Jelang laga krusial yang akan dilangsungkan pada Kamis (9/10) dini hari kontra Arab Saudi dan Irak pada Minggu (12/10) dini hari, perhelatan ini tentu menjadi momentum yang paling ditunggu oleh supporter sepak bola Indonesia, yang menantikan hasil manis dari perjalanan panjang skuad asuhan Kluivert ini.
Meski tergabung dalam grup maut, namun Jay Idzes dkk datang dengan modal kepercayaan diri tinggi. Sukses menembus ke Round 4 dan menempati peringkat kelima klasemen grup C pada Round 3 lalu, tentu juga menjadi pengalaman penting bagi skuad Merah Putih untuk berlaga di ronde kali ini.
Menghadapi si Elang Hijau, julukan timnas Arab Saudi di laga perdana babak keempat kualifikasi Piala Dunia 2026, menjadi awal perjuangan timnas Indonesia. Meski head to head di dua pertandingan sebelumnya, berhasil unggul atas Arab Saudi dengan skor 2-0 dan 1-0, bukan berarti pertandingan yang akan dilakoni itu bisa dianggap sepele.
Apalagi saat akan berhadapan dengan Irak, skuad yang kini diasuh oleh pelatih asal Belanda tersebut belum pernah mencatatkan kemenangan. Dengan head to head di Round 2 silam, Indonesia harus babak belur dengan skor 0-6 atas Irak, ini tentu menjadi catatan penting bagi pelatih asal Belanda itu untuk mempersiapkan taktik menghadapi tim berjuluk Singa Mesopotamia itu.

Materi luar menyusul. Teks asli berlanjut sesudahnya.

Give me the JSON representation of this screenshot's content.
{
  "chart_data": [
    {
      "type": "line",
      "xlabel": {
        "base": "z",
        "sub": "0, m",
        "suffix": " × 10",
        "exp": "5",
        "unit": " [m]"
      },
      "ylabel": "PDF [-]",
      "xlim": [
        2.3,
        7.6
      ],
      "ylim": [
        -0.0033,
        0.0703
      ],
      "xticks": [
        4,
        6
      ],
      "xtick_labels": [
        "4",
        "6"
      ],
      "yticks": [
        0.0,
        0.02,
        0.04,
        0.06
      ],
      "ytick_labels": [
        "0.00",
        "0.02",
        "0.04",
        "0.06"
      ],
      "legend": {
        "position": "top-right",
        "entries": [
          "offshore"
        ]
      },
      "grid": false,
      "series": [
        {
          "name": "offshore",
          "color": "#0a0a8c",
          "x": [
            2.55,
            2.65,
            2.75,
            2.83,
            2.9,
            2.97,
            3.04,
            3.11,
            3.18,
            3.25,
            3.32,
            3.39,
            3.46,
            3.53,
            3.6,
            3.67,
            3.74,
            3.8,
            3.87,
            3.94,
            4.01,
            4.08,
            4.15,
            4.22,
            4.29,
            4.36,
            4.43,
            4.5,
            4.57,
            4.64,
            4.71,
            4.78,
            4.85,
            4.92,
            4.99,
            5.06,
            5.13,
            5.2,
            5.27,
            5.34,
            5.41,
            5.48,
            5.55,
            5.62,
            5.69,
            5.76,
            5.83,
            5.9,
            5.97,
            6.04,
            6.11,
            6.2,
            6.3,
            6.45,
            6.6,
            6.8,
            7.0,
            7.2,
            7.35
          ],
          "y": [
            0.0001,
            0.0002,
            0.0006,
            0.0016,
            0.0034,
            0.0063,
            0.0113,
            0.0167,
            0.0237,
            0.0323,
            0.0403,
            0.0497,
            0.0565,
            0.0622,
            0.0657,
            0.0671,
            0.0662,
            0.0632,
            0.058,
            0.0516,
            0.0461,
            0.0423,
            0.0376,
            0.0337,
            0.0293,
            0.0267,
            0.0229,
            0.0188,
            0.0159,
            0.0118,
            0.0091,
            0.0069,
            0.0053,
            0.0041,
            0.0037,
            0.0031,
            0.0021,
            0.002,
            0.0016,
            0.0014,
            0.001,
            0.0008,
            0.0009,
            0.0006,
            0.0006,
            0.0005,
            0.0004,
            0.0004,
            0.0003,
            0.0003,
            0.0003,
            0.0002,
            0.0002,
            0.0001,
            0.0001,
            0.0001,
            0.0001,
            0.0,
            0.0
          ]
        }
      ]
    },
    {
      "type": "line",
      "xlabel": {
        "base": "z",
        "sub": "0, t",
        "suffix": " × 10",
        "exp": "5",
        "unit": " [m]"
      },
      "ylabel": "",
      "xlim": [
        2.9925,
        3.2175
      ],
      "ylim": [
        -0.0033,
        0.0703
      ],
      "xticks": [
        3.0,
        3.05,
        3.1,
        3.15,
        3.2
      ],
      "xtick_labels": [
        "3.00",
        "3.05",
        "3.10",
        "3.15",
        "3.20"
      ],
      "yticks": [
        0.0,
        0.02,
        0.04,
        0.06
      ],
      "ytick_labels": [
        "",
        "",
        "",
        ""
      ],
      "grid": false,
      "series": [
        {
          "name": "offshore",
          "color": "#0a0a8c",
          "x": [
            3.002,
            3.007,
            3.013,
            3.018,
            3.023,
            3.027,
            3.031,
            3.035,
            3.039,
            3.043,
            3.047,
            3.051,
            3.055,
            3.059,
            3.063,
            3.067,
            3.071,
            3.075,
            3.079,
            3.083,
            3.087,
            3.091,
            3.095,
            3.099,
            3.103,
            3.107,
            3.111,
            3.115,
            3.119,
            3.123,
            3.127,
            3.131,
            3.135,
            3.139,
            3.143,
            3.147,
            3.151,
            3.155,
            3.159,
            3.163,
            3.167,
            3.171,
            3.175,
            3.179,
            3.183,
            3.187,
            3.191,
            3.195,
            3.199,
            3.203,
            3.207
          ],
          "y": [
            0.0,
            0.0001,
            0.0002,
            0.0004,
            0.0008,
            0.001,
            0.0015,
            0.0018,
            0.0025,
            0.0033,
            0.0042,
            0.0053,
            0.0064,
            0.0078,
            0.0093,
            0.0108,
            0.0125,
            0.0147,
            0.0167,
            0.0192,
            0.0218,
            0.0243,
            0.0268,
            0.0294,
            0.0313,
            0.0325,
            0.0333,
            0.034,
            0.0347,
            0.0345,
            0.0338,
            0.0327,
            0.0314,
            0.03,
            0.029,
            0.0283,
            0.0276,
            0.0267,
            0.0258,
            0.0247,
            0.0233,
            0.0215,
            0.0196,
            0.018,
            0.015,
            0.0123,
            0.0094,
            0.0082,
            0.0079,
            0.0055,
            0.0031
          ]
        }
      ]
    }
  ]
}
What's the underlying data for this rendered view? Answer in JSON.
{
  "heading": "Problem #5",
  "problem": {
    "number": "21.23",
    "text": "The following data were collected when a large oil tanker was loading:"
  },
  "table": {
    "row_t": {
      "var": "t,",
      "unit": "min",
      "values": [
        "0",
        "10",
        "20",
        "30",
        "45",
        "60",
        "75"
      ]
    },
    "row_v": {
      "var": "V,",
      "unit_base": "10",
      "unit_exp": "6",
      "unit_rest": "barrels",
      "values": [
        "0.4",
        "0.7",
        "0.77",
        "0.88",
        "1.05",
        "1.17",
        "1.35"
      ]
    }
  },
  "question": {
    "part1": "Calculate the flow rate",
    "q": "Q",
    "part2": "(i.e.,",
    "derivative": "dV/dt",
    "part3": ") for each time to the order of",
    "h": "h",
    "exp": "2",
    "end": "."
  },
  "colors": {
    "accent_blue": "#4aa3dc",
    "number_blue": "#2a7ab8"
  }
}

Kekalahan telak itu sekaligus menjadi tanda peringatan bahwa dominasi Irak di lini serang dan pertahanan yang cukup produktif menjadi tantangan mahaberat bagi skuad Garuda.
Meski diterpa badai dengan absennya beberapa pemain kunci seperti Emil Audero di bawah mistar gawang, skuad Garuda tidak kehilangan semangat. Kehadiran pemain-pemain lokal yang tampil konsisten di liga menjadi alternattif amunisi tambahan. Nama-nama seperti Nadeo Argawinata kiper asal Borneo Fc dan Reza Arya Pratama disebut siap mengisi peran penting jika sewaktu-waktu dibutuhkan.
Menghadapi Arab dan Irak memang bukan perkara mudah, namun apapun bisa terjaid di lapangan. Berjuta pasang mata menanti perjuangan Garuda untuk membawa sang Merah Putih berkibar di panggung dunia. Apapun hasilnya kita tentu berharap yang terbaik.